The proposed move received mixed response from neighbors who are still trying to digest the district’s rationale and the impact of the proposed move. But Franklin cannot, and should not, remain vacant. So, regardless of what kind of facility eventually goes there, our community’s concern is that the change be well thought out and integrated into our neighborhood.
Clearly, if implemented, this multi-million-dollar Adult School move will have a huge impact on the quiet neighborhood surrounding Franklin. The district’s figures show that 1,340 new people will be entering our community every day, including 455 evening students whose classes won’t end until 9:30 p.m. In a part of town where parks and recreational areas are sparse, the district intends to pave over at least one-half the Franklin playground for parking—eliminating ball fields, basketball courts and a track.
The daily influx of people, the long hours of operation and amount of activity associated with the Adult School will have a significant impact on recreational space, local traffic circulation, parking, noise, litter and security for the Franklin neighborhood. Residents want to make sure that careful and thoughtful plans are instituted to address the additional stresses the neighborhood will undergo.
The good news is that all the stakeholders are in good communication over the proposed Franklin change. The district, with Superintendent Lawrence and School Board members in attendance, have organized several well-attended community meetings to make their case and hear neighborhood concerns. Individual School Board members have also been meeting with community activists. City Councilmember Linda Maio has taken a leadership position from the beginning and her office continues to work vigorously with all parties. And both the Franklin neighbors and the current Adult School neighbors (many of whom want the Adult School to remain at its present location) are mobilized and actively engaging the process.
The bad news is the law appears to make BUSD a power unto themselves, virtually exempt from any of the traditional city review processes normally required before making a move of this scale. (Does anyone familiar with Berkeley’s permitting process believe a comparably sized shopping development or housing complex would be approved and break ground five months after announcing its intentions?) Yet, the district can seemingly make whatever unilateral decisions they want, essentially without review or recourse, and the city can do little beyond reviewing parking and traffic mitigations.
There is a better way to serve the community, the city and the school district. It’s a collaborative approach, where we work in partnership to determine what Franklin should become and how best to integrate it into our neighborhood. But we can’t do that by merely offering our observations and comments and then looking in from the outside as the district exercises all the power, as is the current model. We must be an integral part of that process, working together to determine the best course for all.

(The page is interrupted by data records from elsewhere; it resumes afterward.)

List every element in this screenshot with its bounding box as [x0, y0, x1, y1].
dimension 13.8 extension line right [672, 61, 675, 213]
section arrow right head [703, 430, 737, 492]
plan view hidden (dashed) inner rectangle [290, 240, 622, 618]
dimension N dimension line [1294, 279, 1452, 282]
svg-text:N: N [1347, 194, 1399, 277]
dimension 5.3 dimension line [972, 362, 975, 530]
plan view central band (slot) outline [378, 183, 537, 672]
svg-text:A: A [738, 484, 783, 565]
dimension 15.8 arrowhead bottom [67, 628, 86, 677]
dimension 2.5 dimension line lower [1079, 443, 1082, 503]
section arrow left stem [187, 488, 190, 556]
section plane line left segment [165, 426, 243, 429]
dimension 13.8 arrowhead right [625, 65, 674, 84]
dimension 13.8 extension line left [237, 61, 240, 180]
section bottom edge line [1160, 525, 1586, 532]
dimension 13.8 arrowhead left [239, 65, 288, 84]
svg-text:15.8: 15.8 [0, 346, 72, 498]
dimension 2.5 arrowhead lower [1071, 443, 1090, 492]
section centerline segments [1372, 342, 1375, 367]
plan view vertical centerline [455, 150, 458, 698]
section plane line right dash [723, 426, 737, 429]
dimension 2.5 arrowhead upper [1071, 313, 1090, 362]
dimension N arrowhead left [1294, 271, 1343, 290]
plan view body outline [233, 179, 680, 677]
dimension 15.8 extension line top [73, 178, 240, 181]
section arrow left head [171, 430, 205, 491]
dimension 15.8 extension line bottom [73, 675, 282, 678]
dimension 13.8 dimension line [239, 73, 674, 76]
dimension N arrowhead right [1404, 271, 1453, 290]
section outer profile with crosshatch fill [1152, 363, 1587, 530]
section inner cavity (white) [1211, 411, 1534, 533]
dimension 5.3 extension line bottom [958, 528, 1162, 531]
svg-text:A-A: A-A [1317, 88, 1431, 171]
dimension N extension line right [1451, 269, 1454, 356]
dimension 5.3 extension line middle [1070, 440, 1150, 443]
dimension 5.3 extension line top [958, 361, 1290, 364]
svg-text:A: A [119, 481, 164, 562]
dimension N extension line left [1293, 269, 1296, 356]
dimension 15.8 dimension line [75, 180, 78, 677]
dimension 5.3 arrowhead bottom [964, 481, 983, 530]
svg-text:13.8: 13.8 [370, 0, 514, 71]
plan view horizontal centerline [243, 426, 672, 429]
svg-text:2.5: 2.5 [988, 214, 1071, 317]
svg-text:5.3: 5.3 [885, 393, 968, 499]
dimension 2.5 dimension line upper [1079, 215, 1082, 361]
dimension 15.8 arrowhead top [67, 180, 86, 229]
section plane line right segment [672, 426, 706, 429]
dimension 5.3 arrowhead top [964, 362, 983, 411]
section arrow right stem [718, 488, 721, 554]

Here are two concrete steps that would help. First, open all district planning and design meetings to our neighborhood site committee and city representatives and make us an integral part of the planning process. Second, take the time to do careful, accurate and thoughtful traffic, parking, public transportation, recreation and other relevant studies. The few months lost while careful planning takes place are insignificant compared to long-term benefits gained by embracing community and city involvement in a full analysis of the proposed changes and their ramifications.
The stakeholders are currently in good communication and, I believe, there is sufficient good will to make this approach succeed. Let’s take it to the next level and implement a truly cooperative decision-making system that includes all the key players. The alternative is to leave all the decision-making power in the district’s hands. That’s not a process designed to make the best community-wide decisions and inevitably will create resentment toward BUSD at a time when they need our good will as much as we need for them to succeed.
Change is in the wind with the Berkeley Unified School District. This proposed move is the first of many that the district will be making at several sites over the next few years, when the Berkeley Adult School, the administrative center and maintenance yards, the Oregon campus and other schools currently operating in the district will likely change. Let’s make the proposed Franklin development the model for how we can work together for the good of all parties in the future.
Paul Shain is a Berkeley resident and Franklin School neighbor.